Pennsylvania provides specific guidelines with regards to what is included in “net income”. Based on the following:
• Overtime pay
• Rental income
• Retirement income
• Social Security retirement or disability payments
• Workers’ compensation
• Unemployment compensation
• Income from an interest in a business
• Entitlements to lump sum awards such as lottery winnings
These are pretty straightforward types of income, however, there are other things that maybe considered as well. For instance:
• Unreported income such as “tips” or “under the table” incomes. These types of wages can be difficult to get included without having a child support attorney.

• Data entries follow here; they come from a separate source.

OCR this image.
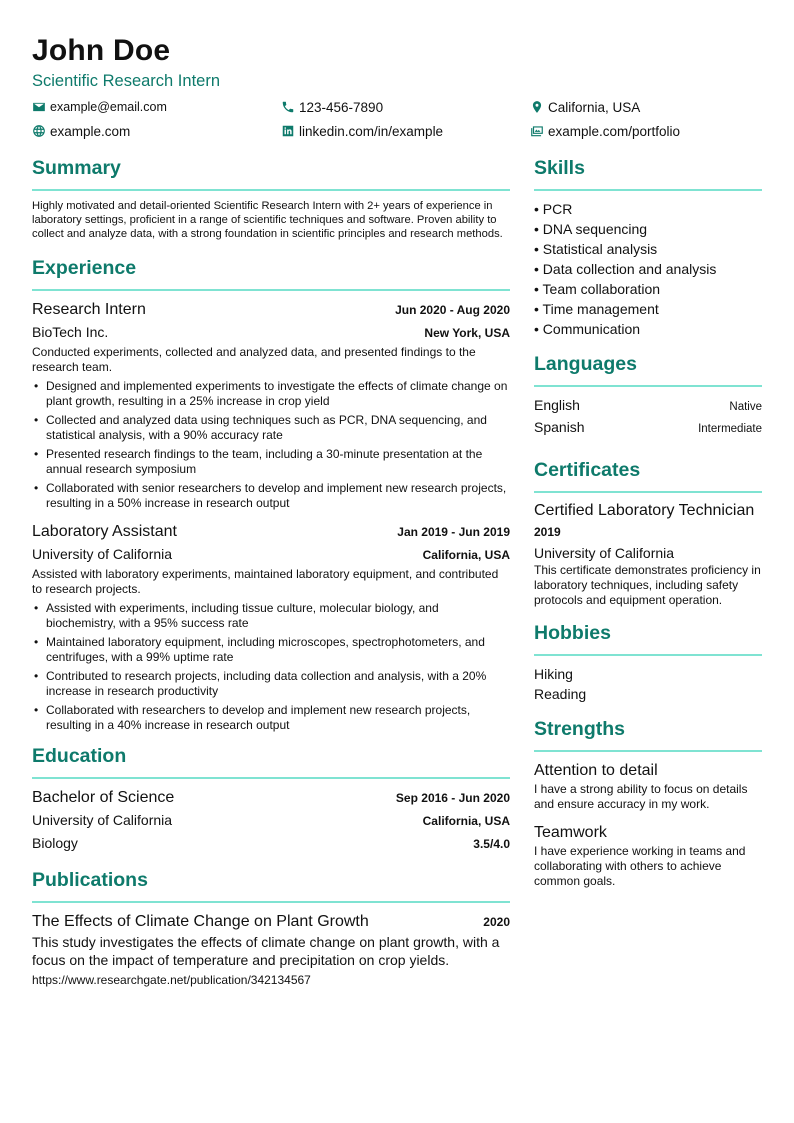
John Doe
Scientific Research Intern
example@email.com	123-456-7890	California, USA
example.com	linkedin.com/in/example	example.com/portfolio
Summary

Highly motivated and detail-oriented Scientific Research Intern with 2+ years of experience in laboratory settings, proficient in a range of scientific techniques and software. Proven ability to collect and analyze data, with a strong foundation in scientific principles and research methods.

Experience
Research Intern	Jun 2020 - Aug 2020
BioTech Inc.	New York, USA
Conducted experiments, collected and analyzed data, and presented findings to the research team.
• Designed and implemented experiments to investigate the effects of climate change on plant growth, resulting in a 25% increase in crop yield
• Collected and analyzed data using techniques such as PCR, DNA sequencing, and statistical analysis, with a 90% accuracy rate
• Presented research findings to the team, including a 30-minute presentation at the annual research symposium
• Collaborated with senior researchers to develop and implement new research projects, resulting in a 50% increase in research output
Laboratory Assistant	Jan 2019 - Jun 2019
University of California	California, USA
Assisted with laboratory experiments, maintained laboratory equipment, and contributed to research projects.
• Assisted with experiments, including tissue culture, molecular biology, and biochemistry, with a 95% success rate
• Maintained laboratory equipment, including microscopes, spectrophotometers, and centrifuges, with a 99% uptime rate
• Contributed to research projects, including data collection and analysis, with a 20% increase in research productivity
• Collaborated with researchers to develop and implement new research projects, resulting in a 40% increase in research output
Education
Bachelor of Science	Sep 2016 - Jun 2020
University of California	California, USA
Biology	3.5/4.0
Publications
The Effects of Climate Change on Plant Growth	2020
This study investigates the effects of climate change on plant growth, with a focus on the impact of temperature and precipitation on crop yields.
https://www.researchgate.net/publication/342134567
Skills
• PCR
• DNA sequencing
• Statistical analysis
• Data collection and analysis
• Team collaboration
• Time management
• Communication
Languages
English	Native
Spanish	Intermediate
Certificates
Certified Laboratory Technician
2019
University of California
This certificate demonstrates proficiency in laboratory techniques, including safety protocols and equipment operation.
Hobbies
Hiking
Reading
Strengths
Attention to detail
I have a strong ability to focus on details and ensure accuracy in my work.
Teamwork
I have experience working in teams and collaborating with others to achieve common goals.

• Assets also can be included. Typically this is associated with high-income situations. This type of “income” inclusion can also be difficult, but certainly should be included.
• Potential earnings are also considered when there is no “net income”. For example if the parents are unemployed, but capable of working. Said parent may be assessed with an earning capacity that is equivalent to what that person could earn given their education, skills and prior employment history.
These are all types of income that are typically difficult for inclusion in the “net income” of the parents, especially without a child support attorney.
In addition to what you might think of as “classic child support” there are other considerations, such as:
• Medical expenses. This often gets ugly and complicated. Who carries the coverage? Who pays the deductibles and co-pays? What if there is no coverage available? All of these considerations are decided upon by the courts. Without a family law attorney in PA, you may be solely responsible for this additional financial burden.
• Birth related expenses can also be included, both for the mother and the child. This is of particular concern for those who are not married and can be complicated when paternity must be established.
In some cases, a child support order may be combined in an order with an amount payable for spousal support, APL, or alimony and may also include provisions regarding payment of the mortgage on a marital home and/or health insurance. If a combined order for child and spousal support, APL, or alimony is entered, there may be significant federal tax consequences if an unallocated order is entered by the court. For this purpose you will want an family law attorney to fight against an unallocated order.